Publicado em: 09/09/2010
Firma usava especialistas como "laranjas", assinando estudos que não fizeram, para mostrar eficácia de remédio. Empresa farmacêutica sofre ação judicial nos EUA; indústria diz que não houve má conduta na adoção da prática.
A indústria farmacêutica está novamente no centro de um escândalo. Documentos confidenciais da gigante Wyeth -hoje incorporada à Pfizer- mostram que a companhia sistematicamente plantava artigos favoráveis a seus medicamentos em periódicos científicos.
O caso mais emblemático é o do remédio Prempro, usado para reposição hormonal em mulheres na menopausa. Nos EUA, o produto gerou uma ação pública, movida por 14 mil pessoas, que acusam a droga de aumentar o risco de câncer de mama.
Para garantir opiniões positivas sobre a substância, a Wyeth pagava para empresas especializadas produzirem textos que ressaltassem suas qualidades -algumas não comprovadas- e escondessem efeitos colaterais, como casos de câncer.
O material pronto era oferecido a pesquisadores "de verdade", que assinavam como autores do trabalho. Essas "pesquisas" eram submetidas a diversos periódicos científicos, que publicavam o material como se fosse independente. Alguns acabaram em veículos renomados, como a "Archives of Internal Medicine".

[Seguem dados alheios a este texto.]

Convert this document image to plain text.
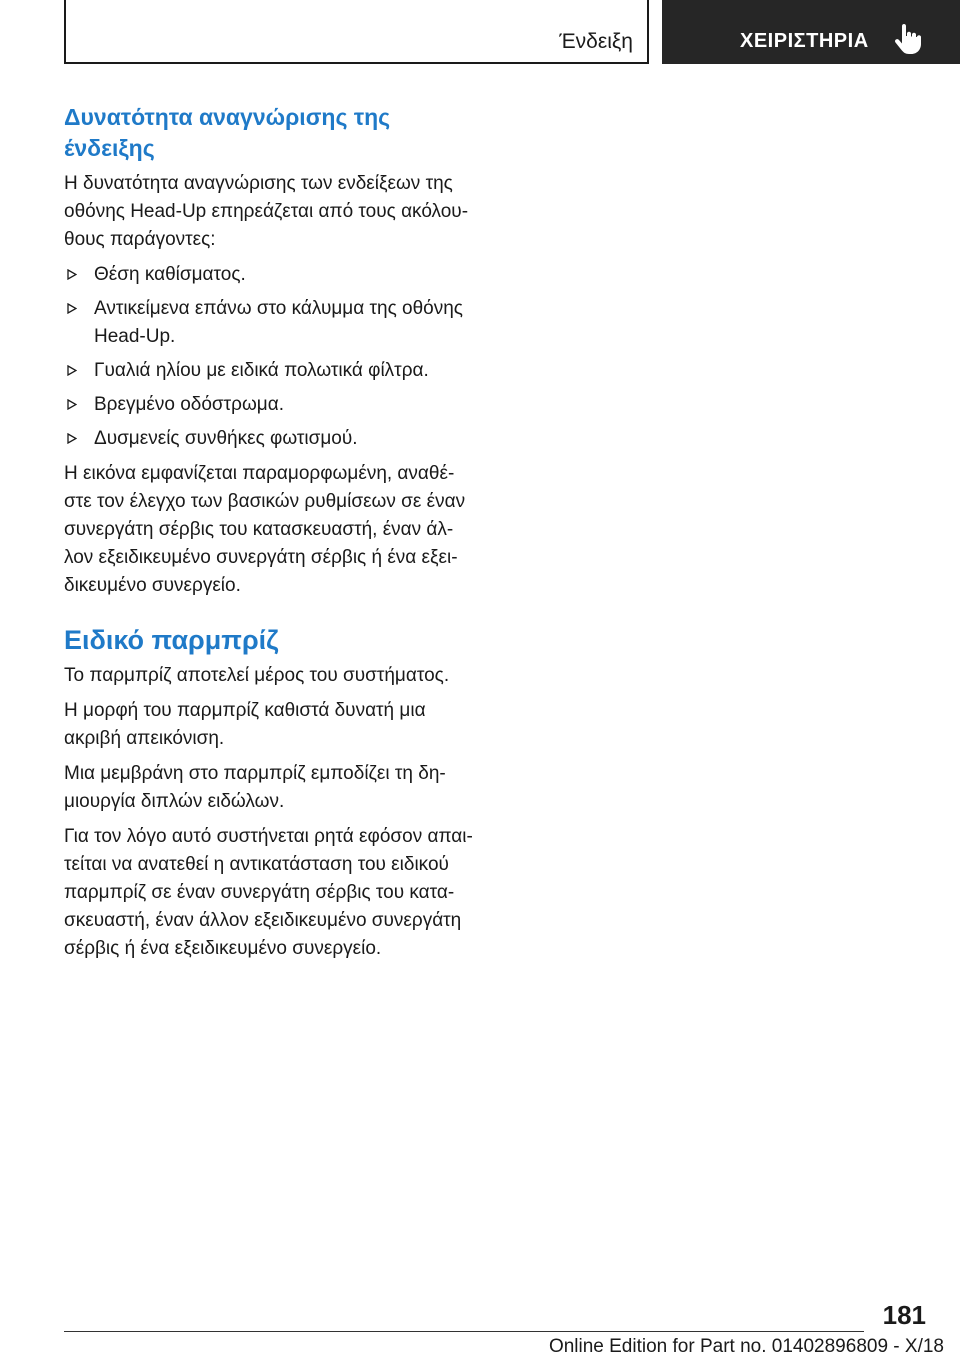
Ένδειξη	ΧΕΙΡΙΣΤΗΡΙΑ
Δυνατότητα αναγνώρισης της
ένδειξης

Η δυνατότητα αναγνώρισης των ενδείξεων της οθόνης Head-Up επηρεάζεται από τους ακόλου‐ θους παράγοντες:

Θέση καθίσματος.
Αντικείμενα επάνω στο κάλυμμα της οθόνης Head-Up.
Γυαλιά ηλίου με ειδικά πολωτικά φίλτρα.
Βρεγμένο οδόστρωμα.
Δυσμενείς συνθήκες φωτισμού.

Η εικόνα εμφανίζεται παραμορφωμένη, αναθέ‐ στε τον έλεγχο των βασικών ρυθμίσεων σε έναν συνεργάτη σέρβις του κατασκευαστή, έναν άλ‐ λον εξειδικευμένο συνεργάτη σέρβις ή ένα εξει‐ δικευμένο συνεργείο.

Ειδικό παρμπρίζ

Το παρμπρίζ αποτελεί μέρος του συστήματος.

Η μορφή του παρμπρίζ καθιστά δυνατή μια ακριβή απεικόνιση.

Μια μεμβράνη στο παρμπρίζ εμποδίζει τη δη‐ μιουργία διπλών ειδώλων.

Για τον λόγο αυτό συστήνεται ρητά εφόσον απαι‐ τείται να ανατεθεί η αντικατάσταση του ειδικού παρμπρίζ σε έναν συνεργάτη σέρβις του κατα‐ σκευαστή, έναν άλλον εξειδικευμένο συνεργάτη σέρβις ή ένα εξειδικευμένο συνεργείο.

181
Online Edition for Part no. 01402896809 - X/18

A mecânica completa do esquema é apresentada pela médica americana Adriane Fugh-Bergman, da Universidade Georgetown, na revista "PLoS Medicine". Fugh-Bergman se debruçou sobre 1.500 documentos confidencias da Wyeth -liberados sob ordem judicial para a revista.
A papelada contém rascunhos de artigos, troca de e-mails e até a contabilidade do esquema.
Em um dos e-mails, uma funcionária da DesignWrite -principal empresa contratada pela Wyeth- descreve o trabalho a um pesquisador.
"A beleza deste processo é que nós nos tornamos o seu pós-doutorando! Nós fornecemos um rascunho geral, ao qual você sugere mudanças e revisa. Nós então desenvolvemos um rascunho com os contornos gerais. Você tem todo o controle editorial sobre o trabalho, mas nós lhe forneceremos materiais para crítica e revisão."
Segundo Fugh-Bergman, a realidade era bem diferente: eles só podiam fazer mudanças simples e que não descaracterizassem as mensagens de marketing pretendidas pela farmacêutica.
IMORAL, E DAÍ?
Usar "escritores fantasmas" não é ilegal, embora seja considerado antiético.
As empresas aproveitam uma brecha na regulamentação nos EUA. A FDA (agência responsável pela liberação de remédios) não considera artigos científicos como marketing. Ou seja: o que acontece nesse espaço não faz parte da sua área de atuação.
De acordo com o artigo, não existem evidências de que os autores foram pagos para assinar os trabalhos.